Quando si tratta di igiene quotidiana, tralasciamo spesso le due cenerentole del nostro corpo: le orecchie. Se ci hanno insegnato fin da bambini a pulirle con i bastoncini cotonati (quelli che chiamiamo comunemente “cotton fioc”), la verità è che ci hanno sempre spiegato come fare la cosa più sbagliata. Non sono solo pericolosi (specialmente dati in mano ai bambini), ma non consentono una reale pulizia interna dell’orecchio, contribuendo così alla formazione di tappi di cera. Se non siete soggetti a questo problema, probabilmente non ci sarà molta differenza, ma se invece siete soggetti predisposti, dovrete utilizzare altri sistemi un po’ meno cruenti e più naturali.

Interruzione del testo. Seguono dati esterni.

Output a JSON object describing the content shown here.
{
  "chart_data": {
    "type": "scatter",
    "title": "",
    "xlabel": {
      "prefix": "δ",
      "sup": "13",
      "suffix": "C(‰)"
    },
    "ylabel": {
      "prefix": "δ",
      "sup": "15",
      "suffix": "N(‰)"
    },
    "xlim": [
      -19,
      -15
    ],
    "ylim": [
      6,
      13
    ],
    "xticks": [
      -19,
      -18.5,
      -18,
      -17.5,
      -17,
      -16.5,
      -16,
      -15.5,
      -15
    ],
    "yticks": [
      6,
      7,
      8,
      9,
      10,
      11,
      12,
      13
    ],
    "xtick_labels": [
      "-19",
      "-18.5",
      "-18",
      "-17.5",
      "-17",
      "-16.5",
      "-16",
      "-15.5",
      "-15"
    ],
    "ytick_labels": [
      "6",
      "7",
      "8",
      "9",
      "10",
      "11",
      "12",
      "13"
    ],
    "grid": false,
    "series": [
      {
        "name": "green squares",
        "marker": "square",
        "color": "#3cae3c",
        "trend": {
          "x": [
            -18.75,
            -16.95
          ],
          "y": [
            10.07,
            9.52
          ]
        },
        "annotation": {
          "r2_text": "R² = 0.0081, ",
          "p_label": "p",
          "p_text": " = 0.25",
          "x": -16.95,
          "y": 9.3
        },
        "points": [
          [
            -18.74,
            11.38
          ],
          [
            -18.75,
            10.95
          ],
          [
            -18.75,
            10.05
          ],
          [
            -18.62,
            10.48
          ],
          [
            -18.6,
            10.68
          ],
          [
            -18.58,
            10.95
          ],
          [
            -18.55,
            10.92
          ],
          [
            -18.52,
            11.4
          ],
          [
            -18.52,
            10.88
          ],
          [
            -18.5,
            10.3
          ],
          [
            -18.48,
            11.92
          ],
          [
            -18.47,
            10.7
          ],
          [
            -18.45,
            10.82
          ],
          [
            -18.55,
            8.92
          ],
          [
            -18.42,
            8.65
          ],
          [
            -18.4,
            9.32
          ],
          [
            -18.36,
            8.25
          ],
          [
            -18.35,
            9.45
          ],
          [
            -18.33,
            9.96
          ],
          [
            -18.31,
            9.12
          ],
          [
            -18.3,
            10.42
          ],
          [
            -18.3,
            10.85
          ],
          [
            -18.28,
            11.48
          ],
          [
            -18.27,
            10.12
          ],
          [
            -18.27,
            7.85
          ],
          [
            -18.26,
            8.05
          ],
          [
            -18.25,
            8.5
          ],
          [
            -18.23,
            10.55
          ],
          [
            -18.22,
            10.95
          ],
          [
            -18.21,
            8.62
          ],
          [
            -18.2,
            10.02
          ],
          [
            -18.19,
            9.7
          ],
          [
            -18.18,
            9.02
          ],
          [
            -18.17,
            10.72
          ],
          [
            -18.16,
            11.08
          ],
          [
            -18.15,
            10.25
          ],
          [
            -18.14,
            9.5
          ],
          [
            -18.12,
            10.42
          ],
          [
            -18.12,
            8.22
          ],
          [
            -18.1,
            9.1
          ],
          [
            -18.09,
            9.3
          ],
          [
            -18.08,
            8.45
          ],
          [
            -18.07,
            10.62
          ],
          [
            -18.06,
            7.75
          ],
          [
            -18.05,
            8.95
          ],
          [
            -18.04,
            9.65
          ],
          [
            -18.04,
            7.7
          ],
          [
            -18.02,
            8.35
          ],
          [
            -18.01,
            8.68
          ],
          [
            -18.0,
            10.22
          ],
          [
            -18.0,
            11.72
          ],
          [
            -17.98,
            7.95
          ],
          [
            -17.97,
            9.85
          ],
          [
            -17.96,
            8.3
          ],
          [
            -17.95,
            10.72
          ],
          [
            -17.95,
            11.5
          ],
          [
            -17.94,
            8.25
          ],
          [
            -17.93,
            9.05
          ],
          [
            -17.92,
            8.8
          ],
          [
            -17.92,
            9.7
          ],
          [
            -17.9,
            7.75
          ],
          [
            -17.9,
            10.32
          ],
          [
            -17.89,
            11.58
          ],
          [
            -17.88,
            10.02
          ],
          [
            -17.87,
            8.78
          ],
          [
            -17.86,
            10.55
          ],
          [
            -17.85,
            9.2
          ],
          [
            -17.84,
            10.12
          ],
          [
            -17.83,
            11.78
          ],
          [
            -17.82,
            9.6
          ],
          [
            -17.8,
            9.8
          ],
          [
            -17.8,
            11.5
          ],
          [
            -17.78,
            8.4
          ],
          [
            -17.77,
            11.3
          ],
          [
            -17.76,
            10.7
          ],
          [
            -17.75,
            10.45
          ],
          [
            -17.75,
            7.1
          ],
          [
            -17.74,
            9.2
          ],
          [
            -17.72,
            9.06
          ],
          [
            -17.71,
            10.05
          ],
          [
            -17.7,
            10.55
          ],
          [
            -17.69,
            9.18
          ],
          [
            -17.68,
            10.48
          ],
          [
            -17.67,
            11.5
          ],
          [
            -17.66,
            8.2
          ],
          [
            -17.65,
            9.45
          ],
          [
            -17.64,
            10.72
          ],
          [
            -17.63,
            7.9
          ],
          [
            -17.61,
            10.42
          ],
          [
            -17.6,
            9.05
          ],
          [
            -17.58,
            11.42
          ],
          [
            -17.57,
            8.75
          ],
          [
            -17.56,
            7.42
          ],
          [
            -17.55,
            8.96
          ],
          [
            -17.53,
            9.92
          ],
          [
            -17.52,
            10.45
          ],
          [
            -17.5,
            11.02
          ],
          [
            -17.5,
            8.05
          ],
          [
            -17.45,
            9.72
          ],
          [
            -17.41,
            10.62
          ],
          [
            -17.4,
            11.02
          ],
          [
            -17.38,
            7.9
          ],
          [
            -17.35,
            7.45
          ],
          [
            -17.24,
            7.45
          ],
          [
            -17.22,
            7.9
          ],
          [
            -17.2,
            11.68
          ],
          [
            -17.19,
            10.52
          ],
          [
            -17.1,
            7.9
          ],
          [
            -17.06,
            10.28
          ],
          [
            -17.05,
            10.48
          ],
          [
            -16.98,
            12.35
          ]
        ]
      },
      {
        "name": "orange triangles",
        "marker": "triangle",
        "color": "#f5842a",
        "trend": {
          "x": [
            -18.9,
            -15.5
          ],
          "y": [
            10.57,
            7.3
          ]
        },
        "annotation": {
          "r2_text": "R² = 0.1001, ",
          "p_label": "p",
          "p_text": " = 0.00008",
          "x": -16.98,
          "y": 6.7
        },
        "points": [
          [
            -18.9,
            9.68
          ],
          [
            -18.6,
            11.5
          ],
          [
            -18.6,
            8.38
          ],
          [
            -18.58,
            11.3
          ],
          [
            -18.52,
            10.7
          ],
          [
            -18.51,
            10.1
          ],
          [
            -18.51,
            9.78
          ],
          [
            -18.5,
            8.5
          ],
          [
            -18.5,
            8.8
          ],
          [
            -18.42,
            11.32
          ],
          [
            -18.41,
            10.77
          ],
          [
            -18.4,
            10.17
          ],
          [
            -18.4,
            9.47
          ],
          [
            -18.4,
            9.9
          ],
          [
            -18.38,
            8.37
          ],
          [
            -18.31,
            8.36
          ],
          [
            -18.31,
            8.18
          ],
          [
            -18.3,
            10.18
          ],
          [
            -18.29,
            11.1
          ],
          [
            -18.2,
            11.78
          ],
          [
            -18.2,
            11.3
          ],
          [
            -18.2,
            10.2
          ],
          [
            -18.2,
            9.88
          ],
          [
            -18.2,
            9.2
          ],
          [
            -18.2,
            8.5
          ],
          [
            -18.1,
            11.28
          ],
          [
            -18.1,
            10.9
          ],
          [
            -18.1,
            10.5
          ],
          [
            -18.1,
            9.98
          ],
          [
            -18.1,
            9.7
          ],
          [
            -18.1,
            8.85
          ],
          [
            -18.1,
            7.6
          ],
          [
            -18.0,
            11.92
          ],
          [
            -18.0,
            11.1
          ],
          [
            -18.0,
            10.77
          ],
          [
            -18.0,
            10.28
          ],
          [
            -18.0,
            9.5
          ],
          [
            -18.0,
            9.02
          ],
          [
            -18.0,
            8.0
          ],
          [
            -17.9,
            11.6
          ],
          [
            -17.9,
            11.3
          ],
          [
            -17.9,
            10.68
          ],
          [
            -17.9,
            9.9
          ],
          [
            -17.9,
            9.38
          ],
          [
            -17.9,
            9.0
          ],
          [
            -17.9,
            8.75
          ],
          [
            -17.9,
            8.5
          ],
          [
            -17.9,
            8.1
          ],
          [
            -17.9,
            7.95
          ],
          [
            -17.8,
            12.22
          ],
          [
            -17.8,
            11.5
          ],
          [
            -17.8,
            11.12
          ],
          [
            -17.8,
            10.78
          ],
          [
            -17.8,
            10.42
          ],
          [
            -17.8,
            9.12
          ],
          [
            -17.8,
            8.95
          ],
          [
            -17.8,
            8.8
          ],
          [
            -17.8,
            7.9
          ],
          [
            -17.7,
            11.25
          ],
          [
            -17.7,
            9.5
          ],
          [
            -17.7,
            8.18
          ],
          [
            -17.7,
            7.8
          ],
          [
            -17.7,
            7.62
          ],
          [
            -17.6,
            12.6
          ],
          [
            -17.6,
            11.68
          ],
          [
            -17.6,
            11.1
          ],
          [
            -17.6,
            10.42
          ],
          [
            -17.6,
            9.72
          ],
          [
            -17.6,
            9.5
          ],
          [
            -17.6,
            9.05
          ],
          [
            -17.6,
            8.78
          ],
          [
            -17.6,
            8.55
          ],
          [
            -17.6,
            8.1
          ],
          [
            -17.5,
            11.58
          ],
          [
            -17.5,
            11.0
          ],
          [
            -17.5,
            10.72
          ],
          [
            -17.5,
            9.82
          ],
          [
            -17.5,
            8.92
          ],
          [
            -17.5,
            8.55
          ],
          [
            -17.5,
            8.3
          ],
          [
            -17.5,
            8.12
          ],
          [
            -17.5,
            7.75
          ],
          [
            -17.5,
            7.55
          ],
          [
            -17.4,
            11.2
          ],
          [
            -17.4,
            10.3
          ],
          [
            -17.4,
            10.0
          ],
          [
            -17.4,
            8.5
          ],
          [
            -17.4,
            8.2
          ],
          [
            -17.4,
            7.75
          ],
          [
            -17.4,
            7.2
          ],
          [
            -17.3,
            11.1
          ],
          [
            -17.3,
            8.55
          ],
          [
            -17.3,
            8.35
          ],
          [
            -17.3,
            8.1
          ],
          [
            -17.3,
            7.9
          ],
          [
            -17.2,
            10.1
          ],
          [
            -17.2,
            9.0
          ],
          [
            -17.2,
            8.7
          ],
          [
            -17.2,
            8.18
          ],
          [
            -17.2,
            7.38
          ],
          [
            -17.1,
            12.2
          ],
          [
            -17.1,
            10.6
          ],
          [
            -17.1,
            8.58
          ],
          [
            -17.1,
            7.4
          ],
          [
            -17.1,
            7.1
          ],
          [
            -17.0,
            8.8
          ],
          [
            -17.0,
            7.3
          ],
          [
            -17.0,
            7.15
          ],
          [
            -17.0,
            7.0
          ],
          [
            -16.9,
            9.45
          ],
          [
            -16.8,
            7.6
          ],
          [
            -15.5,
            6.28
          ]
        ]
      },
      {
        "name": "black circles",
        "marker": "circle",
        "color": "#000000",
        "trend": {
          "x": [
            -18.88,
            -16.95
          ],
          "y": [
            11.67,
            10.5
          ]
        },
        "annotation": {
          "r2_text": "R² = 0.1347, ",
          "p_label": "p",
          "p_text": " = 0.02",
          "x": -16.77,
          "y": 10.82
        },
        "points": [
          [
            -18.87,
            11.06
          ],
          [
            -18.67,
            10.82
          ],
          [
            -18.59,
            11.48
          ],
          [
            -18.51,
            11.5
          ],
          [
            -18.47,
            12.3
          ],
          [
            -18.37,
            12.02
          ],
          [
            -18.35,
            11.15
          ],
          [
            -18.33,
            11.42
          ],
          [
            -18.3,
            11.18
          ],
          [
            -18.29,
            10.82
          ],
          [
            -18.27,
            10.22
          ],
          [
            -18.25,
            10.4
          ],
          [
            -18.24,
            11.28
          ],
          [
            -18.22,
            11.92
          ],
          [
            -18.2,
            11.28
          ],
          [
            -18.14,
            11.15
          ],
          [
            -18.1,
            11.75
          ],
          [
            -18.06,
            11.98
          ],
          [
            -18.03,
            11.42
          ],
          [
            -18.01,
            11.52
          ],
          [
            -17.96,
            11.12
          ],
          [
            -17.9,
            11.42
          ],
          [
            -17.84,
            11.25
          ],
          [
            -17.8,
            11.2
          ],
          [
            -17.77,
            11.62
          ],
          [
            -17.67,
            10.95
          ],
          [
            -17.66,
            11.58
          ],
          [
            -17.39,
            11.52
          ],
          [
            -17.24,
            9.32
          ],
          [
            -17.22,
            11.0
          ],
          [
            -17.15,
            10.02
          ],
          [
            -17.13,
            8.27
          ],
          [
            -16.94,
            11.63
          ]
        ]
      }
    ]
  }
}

Ecco i tre che funzionano meglio.

L’ACQUA SALATA

Il modo migliore di rimuovere naturalmente la cera dalle orecchie è di lavarle con acqua salata ogni giorno. Si tratta di un metodo completamente naturale e sicuro che aiuta a ridurre la produzione della cera all’interno delle orecchie.

LA PARAFFINA

La paraffina, così come qualsiasi altro olio minerale, aiuta a far diminuire la produzione di cera nell’orecchio. Basta scaldare un paio di cucchiai di olio su un cucchiaio e poi farlo sgocciolare dentro all’orecchio. Infine, fatelo fuoriuscire picchiettando l’orecchio. Sciacquate infine con una soluzione diluita di aceto di mele per restaurare il normale pH.

IL PEROSSIDO

Se soffrite di cerume persistente, potete provare a mettere nell’orecchio alcune gocce di perossido di idrogeno per aiutare a far dissolvere la cera nel canale uditivo. Accertatevi comunque con il vostro dottore che non ci siano controindicazioni prima di procedere.